The faith of the public in the courts means that they willingly submit themselves to judgment and that the overwhelming power of the state is not required to enforce attendance at sessions. This is the only way that the courts of a democracy can function and it is made possible by the public's trust and confidence that constant transparency allows.
The conflicts in making these rights compatible and coexisting can be worked out. To that end Bench Bar Press brings judges, attorneys, and news professionals together to train, inform, and peer counsel in resolving the friction between the First and the Sixth Amendments. Bench Bar Press also holds as its central tenet Article 1, Section 10 of the Washington State Constitution; "Justice in all cases shall be administered openly, and without unnecessary delay."

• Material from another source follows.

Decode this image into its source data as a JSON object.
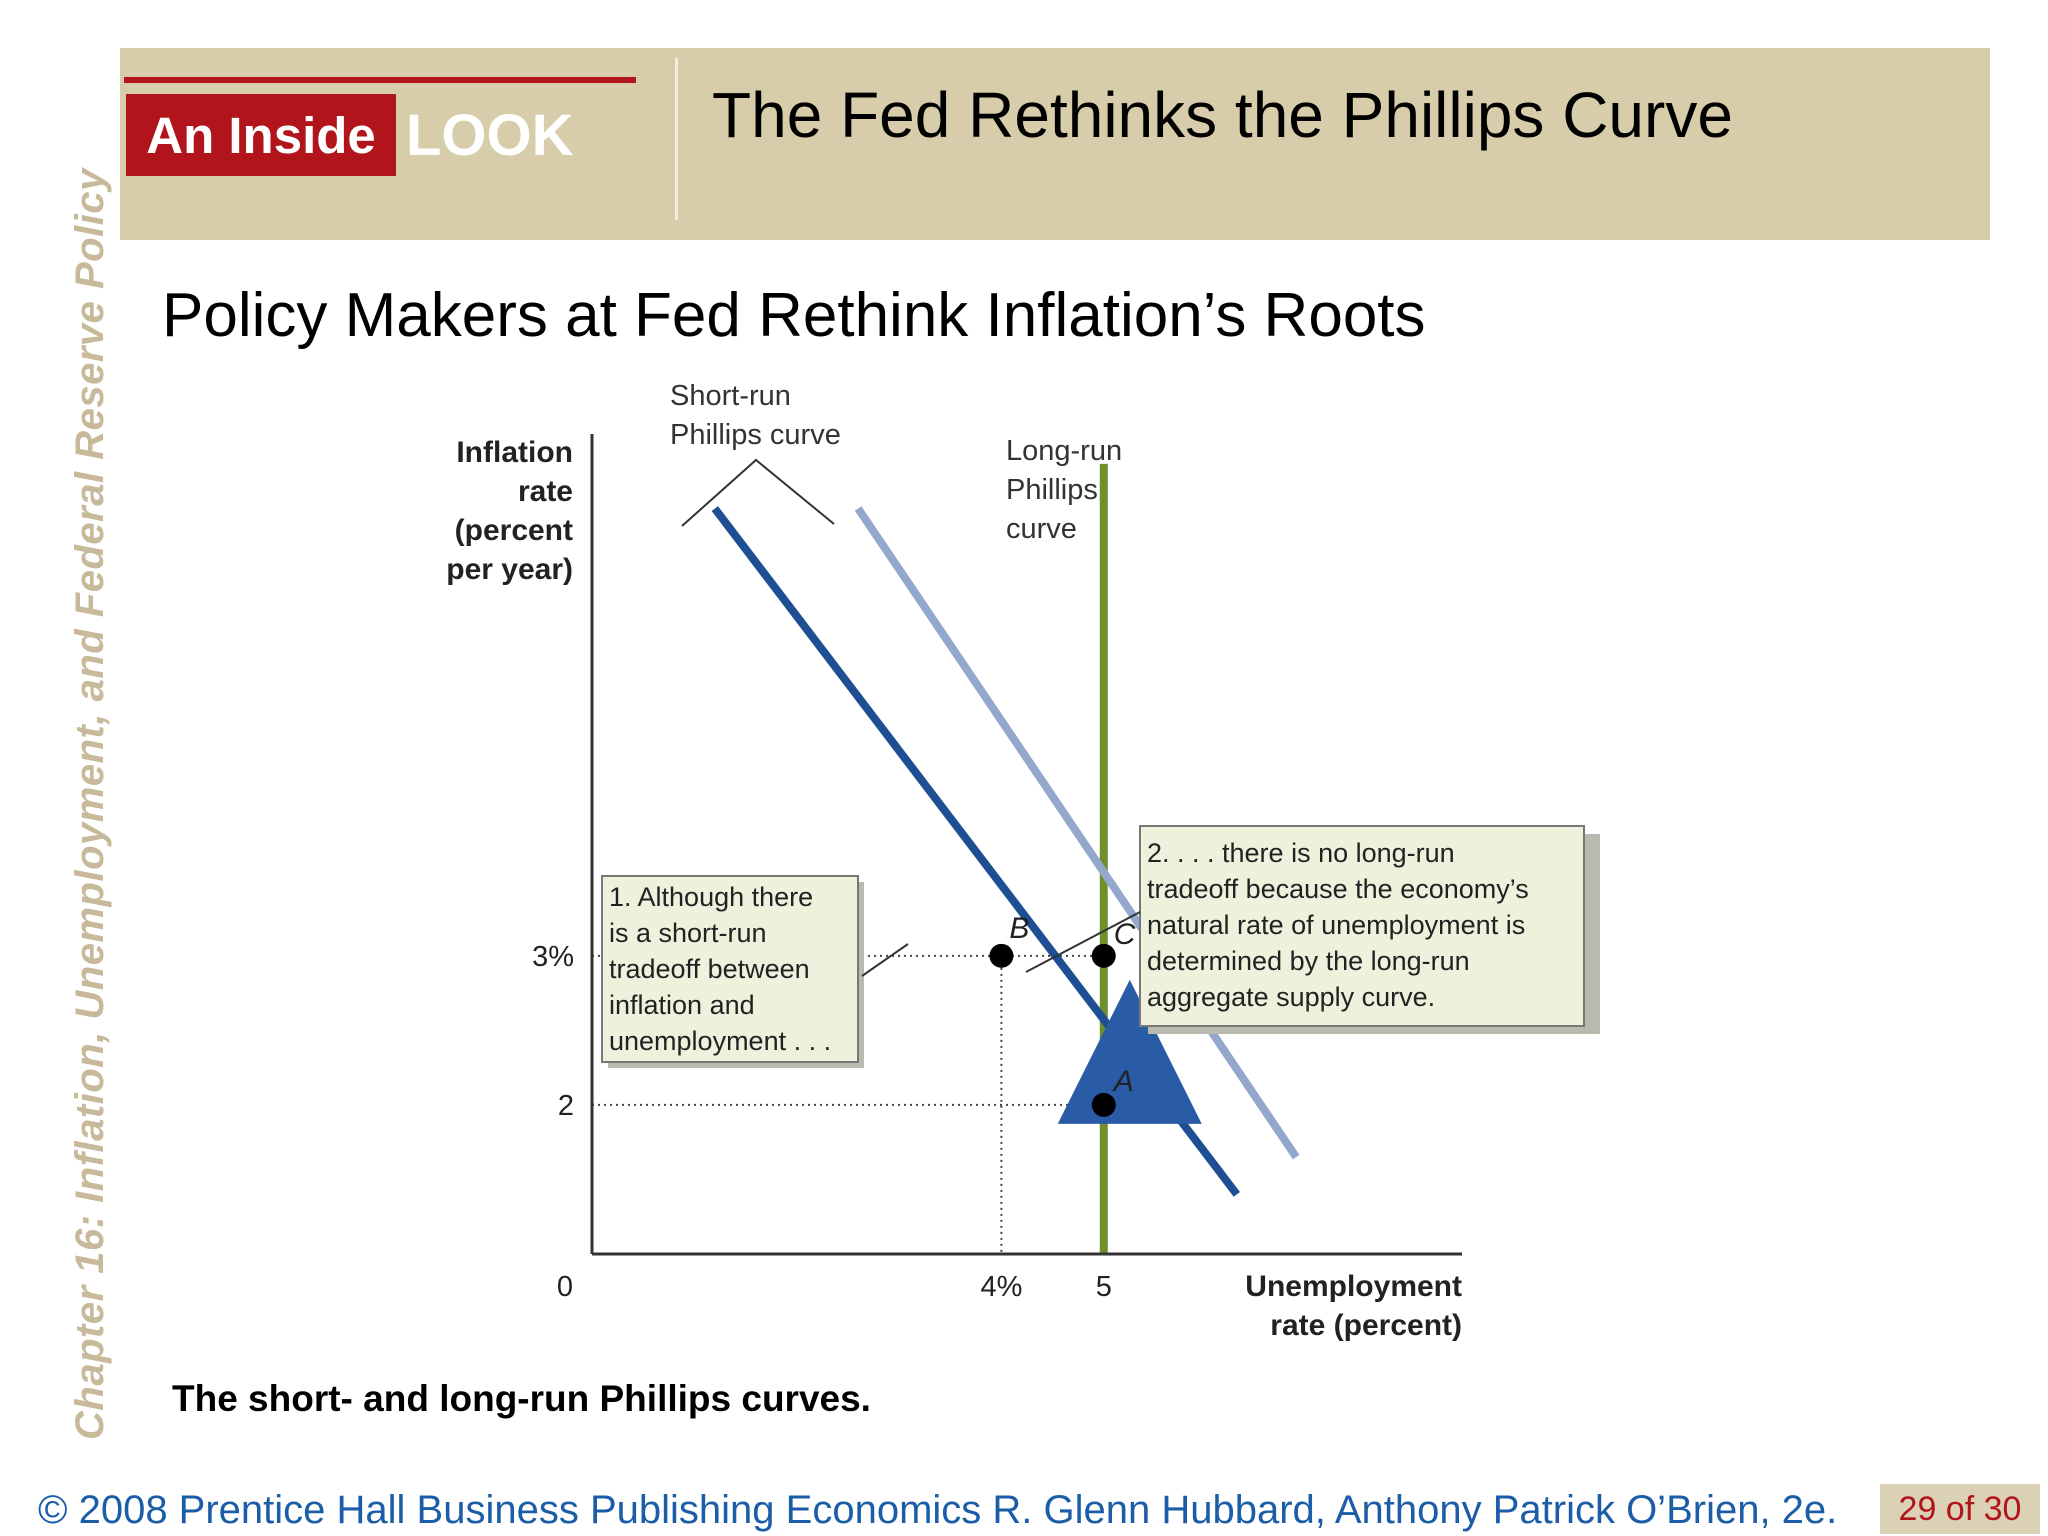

Bench Bar Press has served Washington State's courts since early in the 1960's by creating relationships, dialogue, and understanding of public access to trials not only between the three branches, but within them as well. This most important aspect of Bench Bar Press is the reiteration of the responsibilities of the partners to the public, to each other, and to their constitutional duties and professional ethics at the same time.
Between meetings of the Bench Bar Press Committee and the Steering Committee, the Liaison Committee, or Fire Brigade, as it is more commonly known, functions as the as the daily responder to conflicts and misunderstandings that arise. The Liaison Committee allows dialogue to continue even in the course of trials, resolves conflicts, and maintains a balancing of rights in court access and news coverage.